With the increasing digitization all around the world, the business space is critically revolutionizing while data analytics is becoming more important for business growth.
If we see today’s web development scenarios, then Python proved itself as a boon for web developers. It is considered as the best programming language that offers the best choice of open-source libraries, especially in data science.
Thus, turn your programming to this self computing language and model the best web development application with Python. Python has 1.37,000 libraries that significantly helps in data analysis to make the critical decision making.
We have prepared this guidepost on the best Python libraries 2019 that can help you to grow your business. Whether you are planning to start your Python web development company or investing to make a career out of Data Science; the below mentioned best Python libraries would help you.
Let’s kick-off this article on Python web application development with the first set of the library;
Python Libraries For Statistical Analysis
Statistics are the fundamentals of Data Science and Machine Learning. Moreover, Python web application development offers us four libraries which by statistical analysis helps you in your business affairs.
NumPy or Numerical Python
Numpy Python library allows data scientists to turn computing language into a powerful scientific analytic and modeling tool. One of the best Python library known as TensorFlow uses Numpy to get better performance while doing multiple operations.
Being a versatile library, NumPy performs multi-dimensional arrays effortlessly on various generic data indexing, sorting, reshaping and conveying images multidimensionally.
If you want to do scientific and technical computation related work, SciPy can work very well with NumPy arrays. It is the one particular library that offers many user-friendly and fast N-dimensional array manipulation to make customer data analytics easier.

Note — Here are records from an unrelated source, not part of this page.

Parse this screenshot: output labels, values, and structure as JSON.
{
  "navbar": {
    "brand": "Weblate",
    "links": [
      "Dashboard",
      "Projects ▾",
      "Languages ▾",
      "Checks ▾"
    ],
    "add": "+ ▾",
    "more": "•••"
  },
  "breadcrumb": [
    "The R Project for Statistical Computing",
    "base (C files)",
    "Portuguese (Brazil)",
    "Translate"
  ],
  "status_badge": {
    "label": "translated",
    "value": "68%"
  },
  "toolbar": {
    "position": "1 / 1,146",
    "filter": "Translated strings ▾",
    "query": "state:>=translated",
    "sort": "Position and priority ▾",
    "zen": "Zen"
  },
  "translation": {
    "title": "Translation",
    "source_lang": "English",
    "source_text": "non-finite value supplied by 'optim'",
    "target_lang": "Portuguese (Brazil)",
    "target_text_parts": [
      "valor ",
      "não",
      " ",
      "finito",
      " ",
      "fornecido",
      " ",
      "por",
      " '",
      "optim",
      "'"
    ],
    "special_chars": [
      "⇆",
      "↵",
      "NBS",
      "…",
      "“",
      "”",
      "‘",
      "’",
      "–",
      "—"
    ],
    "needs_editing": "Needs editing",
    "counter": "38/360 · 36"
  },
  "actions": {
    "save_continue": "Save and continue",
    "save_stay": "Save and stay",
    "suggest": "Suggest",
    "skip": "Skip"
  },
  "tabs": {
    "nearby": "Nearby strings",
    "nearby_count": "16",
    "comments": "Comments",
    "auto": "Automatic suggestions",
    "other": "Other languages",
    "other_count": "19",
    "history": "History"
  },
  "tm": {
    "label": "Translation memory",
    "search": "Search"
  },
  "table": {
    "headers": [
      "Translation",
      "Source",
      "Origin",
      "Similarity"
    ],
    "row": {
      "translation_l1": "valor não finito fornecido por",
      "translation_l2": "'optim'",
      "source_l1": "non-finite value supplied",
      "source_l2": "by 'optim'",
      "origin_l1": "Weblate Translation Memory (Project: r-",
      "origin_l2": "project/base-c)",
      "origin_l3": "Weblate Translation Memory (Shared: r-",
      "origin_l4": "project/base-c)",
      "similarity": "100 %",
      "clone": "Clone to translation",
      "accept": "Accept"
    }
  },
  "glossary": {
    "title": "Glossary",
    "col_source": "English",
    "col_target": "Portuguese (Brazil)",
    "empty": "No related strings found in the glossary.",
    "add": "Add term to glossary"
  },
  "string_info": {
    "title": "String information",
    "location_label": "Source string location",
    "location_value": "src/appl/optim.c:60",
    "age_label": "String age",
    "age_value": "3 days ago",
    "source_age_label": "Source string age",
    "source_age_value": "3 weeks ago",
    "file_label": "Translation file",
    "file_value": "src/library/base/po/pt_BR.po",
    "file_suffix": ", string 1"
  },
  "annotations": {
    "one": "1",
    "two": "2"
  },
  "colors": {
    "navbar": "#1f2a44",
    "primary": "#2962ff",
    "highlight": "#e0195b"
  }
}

SciPy library has sub-packages in it which solve the most fundamental problems in statistical analysis. Also, it is widely used in processing the array elements that are defined by the NumPy library. NumPy and SciPy combination compute those mathematical equations which aren’t single-handily done by NumPy.
For working on data manipulation and data analysis project, Pandas is the most efficient choice for you! Call it another essential statistical library in these wide ranges of fields! It is truly magnificent and works best for python web application development projects in statistics, banking, finance, economics, and many more.
The library entirely relies on the NumPy array to process pandas data objects. All these 3 libraries, NumPy, Pandas, and SciPy heavily depend on each other when performing data computations and manipulations.
The StatsModels Python library is the best to create statistical models over NumPy & SciPy. Moreover, it also efficiently manages data handling.
If you are looking to make data handling more effective in Python web development, then use NumPy arrays and SciPy library modes, and integrate it with Pandas. This combination of best python libraries is famously known for statistical testing and data exploration.
Python Libraries For Machine Learning
Machine Learning models accurately predict the outcome by solving data science-related problems and filters better data for ease of your business.
Scikit-learn Python Library is widely used for data modeling and comes with tons of distinct functions and algorithms to Ensemble and Boosting Machine Learning.
This particular library also implements standard machine learning, data mining tasks, while featuring Data Cross-validation, and Data extractions.
Eli5 is an ML Python library which always helps the python developers to overcome challenges like debugging and predictions. It is mainly designed to track down the complete working process while offering build-in support.
In addition, it also helps in implementing algorithms so that inspecting black-box models and other supportive libraries like Scikit-learn, LightGBM, etc. becomes easy.
XGBoost abbreviated as Extreme Gradient Boosting is the best Python library package to boost machine learning. Also, it supports libraries like LightGBM and CatBoost, which makes them fully equipped with well-defined functions, algorithms, and methods. In short, it just improves the performance & accuracy of other libraries and data models.
Python Libraries For Deep Learning
If we go deeper into artificial intelligence, data analytics, then we learn about Deep Learning. In Python web development services, Deep Learning builds complex models and processes the huge data sets.
Tensorflow Python library is closely associated with defining and running those computations which involve tensors. You can also call this library as a computational library that repeatedly writes new algorithms while being used in applications for Artificial Intelligence & Machine Learning.
In addition to it, TensorFlow uses techniques like XLA for linear algebraic operations, optimizes the computation speed, makes it accessible to visualize every part of a graph. This option is not present in the NumPy or SciKit Python libraries.
Therefore, if you are working or planning to work on a Machine learning project in Python, then we would suggest you choose TensorFlow.
Pytorch is the most scientific computing package that offers open-source libraries and functions to implement Deep Learning techniques and Neural Networks on large datasets.
Such kind of heavy library is used by the Facebook face recognition app and data tracking system. Moreover, it can also be used with other best python libraries of 2019, such as Cython, Numba, NLP, and many more.
Theono is a very similar Python library to Tensorflow, which purely helps the data scientists in performing many multi-dimensional arrays that are quite relevant to the computing operations.
With Theono Python library, you can express, optimize, and array all the mathematical enabled operations amongst data scientists who love to use C code generator.
These are the most enriched collection of web development industry based Python libraries that are mainly focused on mathematical computation, data frames, and dynamic models for artificial learning, data modeling, machine learning, and deep learning.